I hope MNHQ leave your recent posts to stand. Everyone can see all of mine; I want people to see what you have written about me. That way they can judge for themselves.

'Some tit'? Seriously? You really do have no respect for anyone, let alone yourself. I feel sorry for the sad place your life must be.

No one I know is as horrible as this.

wowfudge · 01/10/2015 07:39

This is still rumbling on eh? Well the truth is taking things, however it comes about, and not paying for them is not a victimless crime just because it's a big company. Just pay Matalan and have done with it.

Sapele · 01/10/2015 07:45

And if by 'badgering' you mean posting an argument, well, many people have badgered you on this thread. Why pick on me? I can only assume something I said hit a nerve.

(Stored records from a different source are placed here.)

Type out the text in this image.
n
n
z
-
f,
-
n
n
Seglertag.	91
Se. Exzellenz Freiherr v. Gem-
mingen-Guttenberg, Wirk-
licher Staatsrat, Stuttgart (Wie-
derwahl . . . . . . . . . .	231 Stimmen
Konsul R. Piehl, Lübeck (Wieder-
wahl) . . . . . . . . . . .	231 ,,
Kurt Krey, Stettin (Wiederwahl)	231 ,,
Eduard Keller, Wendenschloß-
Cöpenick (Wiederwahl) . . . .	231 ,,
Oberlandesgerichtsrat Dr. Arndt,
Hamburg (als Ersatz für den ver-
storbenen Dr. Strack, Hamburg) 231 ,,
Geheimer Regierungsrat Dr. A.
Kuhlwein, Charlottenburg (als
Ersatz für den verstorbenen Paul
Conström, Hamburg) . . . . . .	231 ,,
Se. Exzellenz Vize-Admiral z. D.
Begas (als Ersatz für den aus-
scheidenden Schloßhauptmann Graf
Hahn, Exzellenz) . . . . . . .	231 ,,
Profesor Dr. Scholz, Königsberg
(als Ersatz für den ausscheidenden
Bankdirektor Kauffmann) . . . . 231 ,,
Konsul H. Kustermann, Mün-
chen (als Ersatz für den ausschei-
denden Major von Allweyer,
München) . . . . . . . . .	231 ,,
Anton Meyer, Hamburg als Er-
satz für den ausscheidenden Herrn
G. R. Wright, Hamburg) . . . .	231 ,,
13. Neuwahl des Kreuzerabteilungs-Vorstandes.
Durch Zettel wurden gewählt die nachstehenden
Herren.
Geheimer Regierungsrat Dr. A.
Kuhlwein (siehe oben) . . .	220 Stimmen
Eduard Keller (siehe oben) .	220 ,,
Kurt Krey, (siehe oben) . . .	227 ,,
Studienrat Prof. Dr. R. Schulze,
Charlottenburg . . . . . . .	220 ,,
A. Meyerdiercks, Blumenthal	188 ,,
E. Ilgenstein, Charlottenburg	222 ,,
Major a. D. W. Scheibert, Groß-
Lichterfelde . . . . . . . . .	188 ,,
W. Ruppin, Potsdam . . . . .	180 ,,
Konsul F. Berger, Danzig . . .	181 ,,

PurpleHairAndPearls · 01/10/2015 08:05

Never mind your coat stealing skills OP, I congratulate you on your goady fucker skills...nicely done Hmm

PurpleHairAndPearls · 01/10/2015 08:09

Hmm that doesn't look right. Goady fucker skills? Goady fucking skills? Goady fuckering skills? I'm not sure now.

Anyhoo, giving you the benefit of the GF doubt, don't you think your DC walking around in knocked off clothes from Matalan is a bit...shameless (and I mean in the TV show sense)

ConfusedInBath · 01/10/2015 08:57

This reply has been deleted

Message withdrawn at poster's request.

mileend2bermondsey · 01/10/2015 09:09

Oh and stop harping on this shit about 'if Matalan overcharged me would they rush to return it.'

I've had times where I've literally ran down the street to return overcharges. My friend who works in the same industry once had to take a cab across London to return an overcharge in cash as the guest needed the cash straight away, which the company paid for.

Again just because you don't have any sense of wrong and right, don't assume the rest of the world doesnt.

Also; justifying other peoples actions agaisnt your own isnt how it works. Saying 'oh well he stole so it's fine for me to steal' doesnt make it okay. But then again I'm explaining basic right and wrongs to a grown adult with children so ........ I dont know how much of this youll actually take in as youve clearly got through most of your life fine and dandy without having morals and taking advantage of people so, it seems to be working out for you?